Zie Gen. 20:3, en Gen. 28:12, en de aantekening.

Ge 20.3 28.12
27) openbaart

Dat is, opent en verlicht het verstand en bekeert den wil des mensen door zijn inwendige aanspraak en vermaning. Zie van dezelfde manier van spreken Ruth 4:4.

Ru 4.4

28) verzegelt

Dat is, Hij drukt in hun harten de zekerheid zijner bestraffing; dat is, dat Hij zijn voornemen om hen te straffen zekerlijk uitvoeren zal.
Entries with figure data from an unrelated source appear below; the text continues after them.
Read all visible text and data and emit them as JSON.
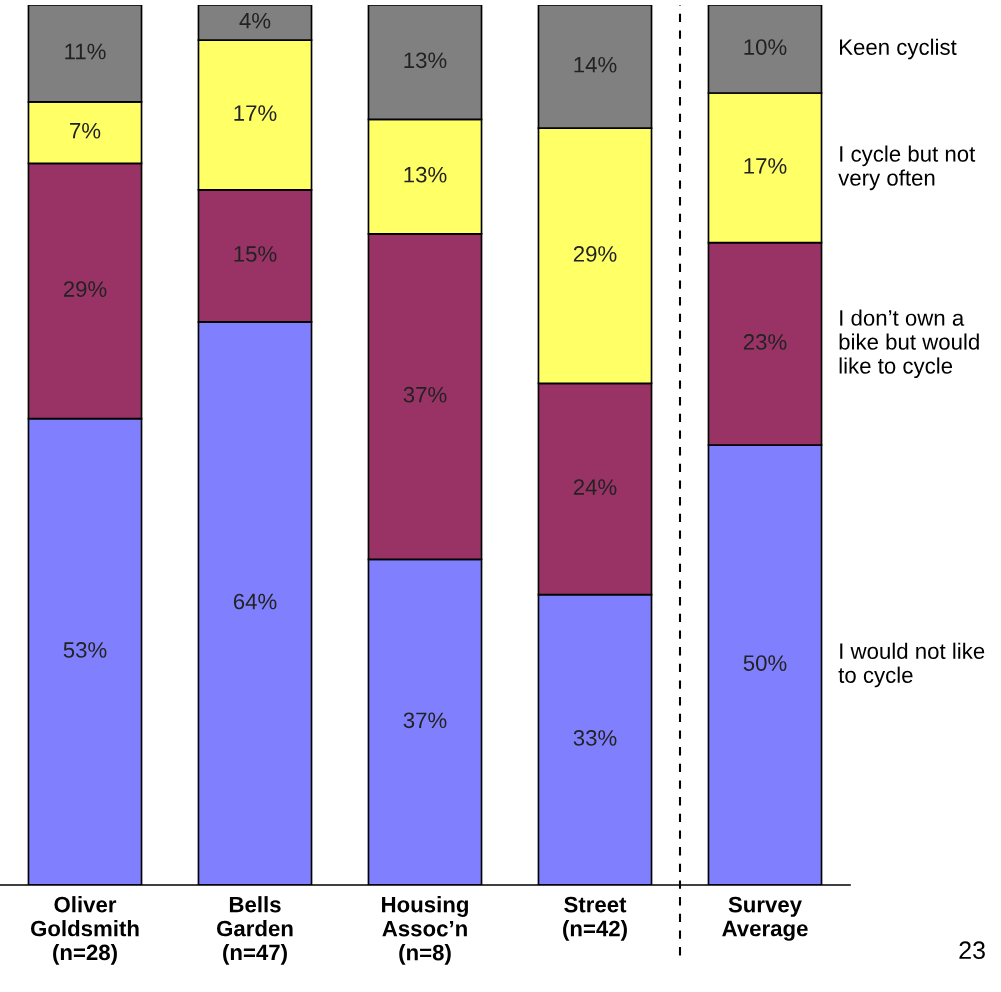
{
  "chart_data": {
    "type": "bar",
    "stacked": true,
    "categories": [
      "Oliver\nGoldsmith\n(n=28)",
      "Bells\nGarden\n(n=47)",
      "Housing\nAssoc’n\n(n=8)",
      "Street\n(n=42)",
      "Survey\nAverage"
    ],
    "series": [
      {
        "name": "I would not like to cycle",
        "color": "#8080ff",
        "values": [
          53,
          64,
          37,
          33,
          50
        ],
        "value_labels": [
          "53%",
          "64%",
          "37%",
          "33%",
          "50%"
        ]
      },
      {
        "name": "I don’t own a bike but would like to cycle",
        "color": "#993366",
        "values": [
          29,
          15,
          37,
          24,
          23
        ],
        "value_labels": [
          "29%",
          "15%",
          "37%",
          "24%",
          "23%"
        ]
      },
      {
        "name": "I cycle but not very often",
        "color": "#ffff66",
        "values": [
          7,
          17,
          13,
          29,
          17
        ],
        "value_labels": [
          "7%",
          "17%",
          "13%",
          "29%",
          "17%"
        ]
      },
      {
        "name": "Keen cyclist",
        "color": "#808080",
        "values": [
          11,
          4,
          13,
          14,
          10
        ],
        "value_labels": [
          "11%",
          "4%",
          "13%",
          "14%",
          "10%"
        ]
      }
    ],
    "annotations": [
      "23"
    ]
  }
}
Zie dezelfde manier van spreken Deut. 32:34.

De 32.34

Zechariah 3:1

1) Hij mij

Te weten, de engel; zie Zach. 2:3,4.

Zec 2.3,4

2) Josua,

Van deze Jozua wordt ook melding gemaakt Hagg. 1:1,12, en Hagg. 2:3. Hij wordt alhier gesteld als een beeld der kerk, dewijl hij te dien tijde als de voornaamste opziener of voorstander derzelve op aarde geweest is, zijnde hogepriester; doch anderszins, ten aanzien dat hij het volk uit de Babylonische gevangenschap geleid en den tempel herbouwd heeft, en hogepriester was, is hij ook geweest een voorbeeld van Jezus Christus, in naam en inderdaad.

Hag 1.1,12 2.2

3) den hogepriester,

Hebr. den groten priester.

4) voor het aangezicht van den Engel des HEEREN;

Jozua stond voor dien Engel, dat is, Christus, als een beschuldigde voor zijn rechter, de satan zijnde de aanklager. Anderen nemen hier staan voor dienen, gelijk Ps. 135:2.

Ps 135.2

5) de satan

Dit betekent een tegenpartijder, of wederstander; zie Job 1:6.

Job 1.6

6) aan zijn rechterhand,

Te weten, aan Jozua's rechterhand.

7) om hem te wederstaan.

Dat is, dat hij hem [te weten Jozua] voor Christus aanklaagde en beschuldigde, als niet waardig zijnde dat de tempel onder zijn beleid zou herbouwd worden. Zie Openb. 12:10. De Hebr. woorden, die hier gebruikt worden, luiden zoveel alsof wij zeiden: Deze tegenstander stond om hem tegen te staan. Verg. met de woorden van den tekst Ef. 6:12.

Re 12.10 Eph 6.12

Acts 10:9-10

9) op het dak,

Namelijk van het huis, alzo de Joodse huizen boven plat waren; namelijk om alleen te zijn en des te vrijer te bidden.

10) de zesde ure.

Dat is, omtrent den middag, welke ook een gewone ure was van bidden bij de Joden. Zie Ps. 55:18; Dan. 6:11.

Ps 55.17 Da 6.10
11) een vertrekking

Grieks ecstasis; dat is, uitstand, wanneer de mens buiten zichzelven is; en was een gezicht des geestes, zonder middel van de uitwendige zinnen, die alsdan stilhouden en geen gebruik hadden. Zulke gezichten hebben de profeten dikwijls gehad. Zie Jes. 6:1; Ezech. 1:1, en doorgaans in de Openbaring van Johannes.